Hard-cooked Eggs / JillHough.com

How to make a perfect hard-boiled egg

Now that it’s spring—the season of chicks and bunnies and jelly beans but also fertility and renewal and eggs—is upon us, let’s enjoy some hard-boiled eggs, shall we?

(I know that it’s more appropriate these days to call them hard-cooked, but in the name of search engine optimization—I try not to be too oblivious to all that—I’m using the more common term, hard-boiled, in the title of this post.)

What’s so difficult about making a perfect hard-cooked egg, you ask?
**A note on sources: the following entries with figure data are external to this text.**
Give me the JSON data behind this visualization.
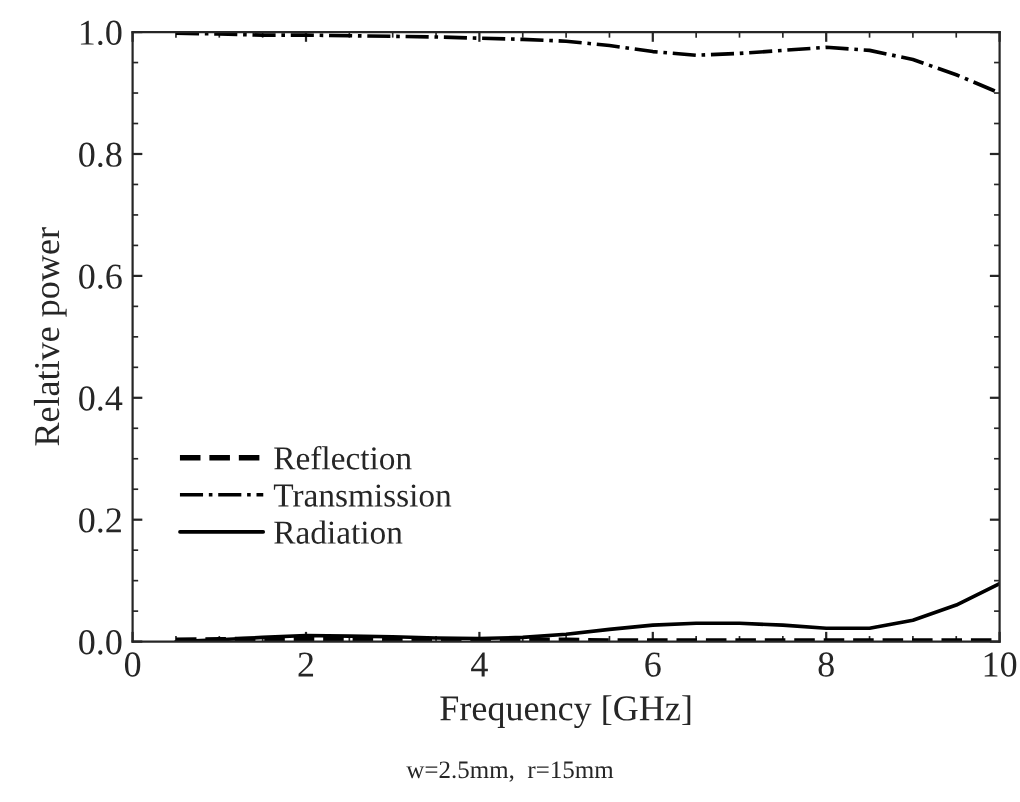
{
  "chart_data": {
    "type": "line",
    "xlabel": "Frequency [GHz]",
    "ylabel": "Relative power",
    "xlim": [
      0,
      10
    ],
    "ylim": [
      0,
      1.0
    ],
    "xticks": [
      0,
      2,
      4,
      6,
      8,
      10
    ],
    "yticks": [
      {
        "value": 0,
        "label": "0.0"
      },
      {
        "value": 0.2,
        "label": "0.2"
      },
      {
        "value": 0.4,
        "label": "0.4"
      },
      {
        "value": 0.6,
        "label": "0.6"
      },
      {
        "value": 0.8,
        "label": "0.8"
      },
      {
        "value": 1.0,
        "label": "1.0"
      }
    ],
    "x": [
      0.5,
      1,
      1.5,
      2,
      2.5,
      3,
      3.5,
      4,
      4.5,
      5,
      5.5,
      6,
      6.5,
      7,
      7.5,
      8,
      8.5,
      9,
      9.5,
      10
    ],
    "series": [
      {
        "name": "Reflection",
        "color": "#000000",
        "line_style": "dashed",
        "values": [
          0.002,
          0.003,
          0.004,
          0.005,
          0.004,
          0.003,
          0.002,
          0.002,
          0.002,
          0.002,
          0.001,
          0.001,
          0.001,
          0.001,
          0.001,
          0.001,
          0.001,
          0.001,
          0.001,
          0.001
        ]
      },
      {
        "name": "Transmission",
        "color": "#000000",
        "line_style": "dashdot",
        "values": [
          0.998,
          0.997,
          0.995,
          0.995,
          0.994,
          0.993,
          0.992,
          0.99,
          0.988,
          0.985,
          0.978,
          0.968,
          0.962,
          0.965,
          0.97,
          0.975,
          0.97,
          0.955,
          0.93,
          0.9
        ]
      },
      {
        "name": "Radiation",
        "color": "#000000",
        "line_style": "solid",
        "values": [
          0.0,
          0.003,
          0.007,
          0.01,
          0.009,
          0.008,
          0.006,
          0.005,
          0.007,
          0.012,
          0.02,
          0.027,
          0.03,
          0.03,
          0.027,
          0.022,
          0.022,
          0.035,
          0.06,
          0.095
        ]
      }
    ],
    "legend": "bottom left",
    "grid": false,
    "annotations": [
      "w=2.5mm,  r=15mm"
    ]
  }
}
Nothing. But it’s super-easy to make an imperfect one, where the yolk is green around the edges.

So here’s how to avoid that:

1. Place your eggs in a saucepan and cover them with at least an inch of water.

2. Place the saucepan on the stovetop over medium-high heat and bring it to a boil (not just a few bubbles starting to show up, but a boil). Cover the pot, remove it from the heat, and set it aside for 15 minutes.

3. Drain the pot and refill it with cold water. Set it aside until the eggs are cool enough to handle, then peel and enjoy or refrigerate to enjoy later.

Tip: To help make hard-cooked eggs easier to peel, make them with older eggs (which my colorful ones in the photo, from the farmers market, definitely are not!).